Я слегка удивился – не чувствовал новизны в мыслях, которые в моем мире были привычными. Может быть, она увидела неясный для нее просвет, исходящий от пришельца? Мне показалось, она поняла, что ее надменность и неприступность на мена не действует.

– Наши летописцы-писатели прорываются из логической парадигмы творчества в иные миры. Не просто мыслят образами, а прозревают будущее человечества. Метафорами науки. Уводят в нелепую дразнящую фантастику, где под сумасшедшей игрой воображения проглядывают удивительные открытия, совсем новое понимание бытия. В бездну катастрофической кривизны вселенной, ослепительно ясно осветившей всю тьму предрассудков, и готовой вдохновить на небывалое, или сожрать с потрохами.

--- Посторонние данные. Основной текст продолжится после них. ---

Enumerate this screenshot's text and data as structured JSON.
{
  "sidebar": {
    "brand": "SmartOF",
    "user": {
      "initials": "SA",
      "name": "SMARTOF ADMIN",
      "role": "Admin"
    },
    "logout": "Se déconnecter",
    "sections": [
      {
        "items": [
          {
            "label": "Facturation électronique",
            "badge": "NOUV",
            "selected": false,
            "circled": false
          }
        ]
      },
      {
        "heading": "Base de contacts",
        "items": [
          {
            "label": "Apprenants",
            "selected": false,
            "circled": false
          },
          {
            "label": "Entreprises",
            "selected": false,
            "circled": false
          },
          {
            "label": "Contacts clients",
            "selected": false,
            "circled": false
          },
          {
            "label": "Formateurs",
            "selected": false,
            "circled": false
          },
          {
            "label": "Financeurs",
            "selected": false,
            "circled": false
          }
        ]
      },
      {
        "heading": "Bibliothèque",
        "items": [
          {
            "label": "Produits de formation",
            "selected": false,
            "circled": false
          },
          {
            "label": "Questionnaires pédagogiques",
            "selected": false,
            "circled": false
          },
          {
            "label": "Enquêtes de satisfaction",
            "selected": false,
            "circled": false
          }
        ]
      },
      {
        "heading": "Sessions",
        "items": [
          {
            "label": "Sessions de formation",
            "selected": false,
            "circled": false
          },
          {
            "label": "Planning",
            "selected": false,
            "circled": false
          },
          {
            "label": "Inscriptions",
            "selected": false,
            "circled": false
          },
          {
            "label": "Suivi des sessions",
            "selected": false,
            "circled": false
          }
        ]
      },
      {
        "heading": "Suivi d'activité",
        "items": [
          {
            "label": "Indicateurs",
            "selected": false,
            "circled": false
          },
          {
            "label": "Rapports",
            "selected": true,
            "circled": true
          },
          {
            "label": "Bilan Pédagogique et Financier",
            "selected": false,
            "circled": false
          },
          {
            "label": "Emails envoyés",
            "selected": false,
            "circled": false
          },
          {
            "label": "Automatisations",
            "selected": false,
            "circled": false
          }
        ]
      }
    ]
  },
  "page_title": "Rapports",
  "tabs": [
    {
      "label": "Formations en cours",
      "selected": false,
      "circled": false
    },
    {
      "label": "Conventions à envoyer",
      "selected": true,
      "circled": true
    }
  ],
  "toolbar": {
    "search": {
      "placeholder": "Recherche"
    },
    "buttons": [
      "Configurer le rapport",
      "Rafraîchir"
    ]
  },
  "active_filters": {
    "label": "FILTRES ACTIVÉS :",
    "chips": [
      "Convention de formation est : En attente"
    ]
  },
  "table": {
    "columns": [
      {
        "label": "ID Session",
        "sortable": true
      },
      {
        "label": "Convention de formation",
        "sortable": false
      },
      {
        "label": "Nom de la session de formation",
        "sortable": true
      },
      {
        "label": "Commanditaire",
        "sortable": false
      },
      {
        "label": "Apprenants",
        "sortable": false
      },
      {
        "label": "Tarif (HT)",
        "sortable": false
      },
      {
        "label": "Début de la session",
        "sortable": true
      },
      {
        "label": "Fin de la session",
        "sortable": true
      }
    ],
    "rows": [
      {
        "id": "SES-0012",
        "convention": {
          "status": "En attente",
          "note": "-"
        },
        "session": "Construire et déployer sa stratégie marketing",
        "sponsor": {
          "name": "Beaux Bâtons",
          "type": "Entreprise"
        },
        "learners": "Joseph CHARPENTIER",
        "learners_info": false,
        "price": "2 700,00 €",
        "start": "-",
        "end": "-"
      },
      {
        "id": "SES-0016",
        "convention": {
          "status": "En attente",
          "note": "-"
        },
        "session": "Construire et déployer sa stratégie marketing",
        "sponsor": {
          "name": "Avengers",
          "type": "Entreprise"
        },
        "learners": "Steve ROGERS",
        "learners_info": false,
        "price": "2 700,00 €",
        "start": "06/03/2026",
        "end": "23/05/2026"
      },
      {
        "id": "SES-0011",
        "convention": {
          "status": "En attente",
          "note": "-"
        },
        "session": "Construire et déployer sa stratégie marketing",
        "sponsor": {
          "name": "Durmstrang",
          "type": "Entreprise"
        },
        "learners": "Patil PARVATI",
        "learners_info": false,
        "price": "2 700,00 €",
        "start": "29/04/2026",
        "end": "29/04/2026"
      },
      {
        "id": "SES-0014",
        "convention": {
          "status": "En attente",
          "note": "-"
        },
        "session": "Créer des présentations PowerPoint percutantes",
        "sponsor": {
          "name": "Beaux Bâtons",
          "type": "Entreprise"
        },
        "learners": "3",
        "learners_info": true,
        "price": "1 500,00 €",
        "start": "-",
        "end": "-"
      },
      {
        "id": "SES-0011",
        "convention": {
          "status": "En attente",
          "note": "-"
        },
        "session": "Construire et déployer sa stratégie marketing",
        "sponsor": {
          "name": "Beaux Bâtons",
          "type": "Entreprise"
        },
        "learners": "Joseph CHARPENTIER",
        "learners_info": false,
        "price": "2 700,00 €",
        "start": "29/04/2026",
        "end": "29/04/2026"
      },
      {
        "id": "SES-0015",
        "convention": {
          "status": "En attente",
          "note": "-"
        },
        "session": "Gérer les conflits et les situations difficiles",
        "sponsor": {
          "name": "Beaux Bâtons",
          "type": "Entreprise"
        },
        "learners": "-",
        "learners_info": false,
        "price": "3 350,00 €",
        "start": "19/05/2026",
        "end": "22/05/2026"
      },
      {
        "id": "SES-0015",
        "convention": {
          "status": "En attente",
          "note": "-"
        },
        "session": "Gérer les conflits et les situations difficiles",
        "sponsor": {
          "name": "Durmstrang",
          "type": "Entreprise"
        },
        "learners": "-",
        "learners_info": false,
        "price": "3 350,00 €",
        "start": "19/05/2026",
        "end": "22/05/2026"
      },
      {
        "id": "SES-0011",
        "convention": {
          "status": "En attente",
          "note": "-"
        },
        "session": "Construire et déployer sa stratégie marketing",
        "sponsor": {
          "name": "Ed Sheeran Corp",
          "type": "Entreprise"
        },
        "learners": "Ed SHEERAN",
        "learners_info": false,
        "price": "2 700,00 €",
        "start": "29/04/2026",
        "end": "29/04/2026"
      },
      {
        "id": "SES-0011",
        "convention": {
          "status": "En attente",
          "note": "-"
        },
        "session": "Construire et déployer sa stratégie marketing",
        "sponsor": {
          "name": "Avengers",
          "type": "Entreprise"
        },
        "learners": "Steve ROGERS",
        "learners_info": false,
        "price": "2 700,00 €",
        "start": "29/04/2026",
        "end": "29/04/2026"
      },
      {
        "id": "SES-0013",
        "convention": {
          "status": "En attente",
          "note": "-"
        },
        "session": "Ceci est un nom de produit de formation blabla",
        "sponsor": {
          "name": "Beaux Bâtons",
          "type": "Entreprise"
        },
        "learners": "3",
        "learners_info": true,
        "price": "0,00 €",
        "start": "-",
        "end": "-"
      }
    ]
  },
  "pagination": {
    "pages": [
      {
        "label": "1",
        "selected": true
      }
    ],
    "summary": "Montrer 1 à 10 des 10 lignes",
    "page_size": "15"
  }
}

Савел ревниво проследил за покорным взглядом Аспазии в мою сторону, и вмешался:

– Одна поправка! В катастрофической кривизне космоса обнажатся наши пороки – а дальше что? Пороки остаются.

С Савелом мне было легче говорить.

– Да, наши великие мыслители, в конце жизни очнувшись от прозрений, признавались, что прозевали реального человека, способного на чудовищные гадости.

– Разве сознание, зависимое от языка, то есть неуклюжих наименований невыразимого, изменится?

Вмешался Летописец.

– Язик е родина, в чиято колыбели родился. В нем е неизказанные области. Только на нем могу изразить божественную сущность.

– Языком можно создать только иллюзию. За пределами сознания гуннов – ничего нет.

Я засмеялся.

– Во всяком случае, там может быть темное сознание животных.

Савел ударил меня под дых:

– А что такое твоя Академия авангарда, как ты ее называешь? Несет бессмыслицу хаотических линий и цветов.

– Это же путь в твою нирвану, разве не видишь?

– Нет, это взгляд в мутный хаос вулкана. Твоя Ильдика, пусть пепел Колоссео будет ей пухом, была слишком наивна, смотрела в нечто мистическое, а не в беспощадное Ничто.

Я вспыхнул. Какой-то средневековый интриган посмел тронуть чистый образ!

– Может быть, в вашем хрематистическом мире с криминально-распильными схемами это иллюзия, но в моем мире будущего это реальность.

Никто ничего не понимал в нашем споре.

Либерал отставил стакан с вином и, поправив сермяжную мантию, не спеша, отечески заговорил:

– Факты упрямы. Все видят, что снова торжествует бессмертная наука – хрематология, то есть власть денег. Она плоха, но никто пока не придумал лучше. То, что вы строите, очередная утопия, вызывающая ненужные надежды. И почему называешь наше время средневековьем? У нас, по крайней мере, сплошная модерность.

Он с улыбкой оглядел всех. В нем, наверно, навсегда укоренилось волнующее чувство творческой свободы индивидуалиста – брать от жизни все.

– Это не утопия, это ваш подсознательный страх, боитесь противостоящей вам непонятности.

– То есть, лбом в стену, – оживился Савел.

– Хотите увековечить положение вещей? – успокоился я. – Мало вам взрыва Колоссео, нашего случайного спасения? Ваша цивилизация ориентирована на стабильность избранных на вулкане. Пока не шарахнет снова.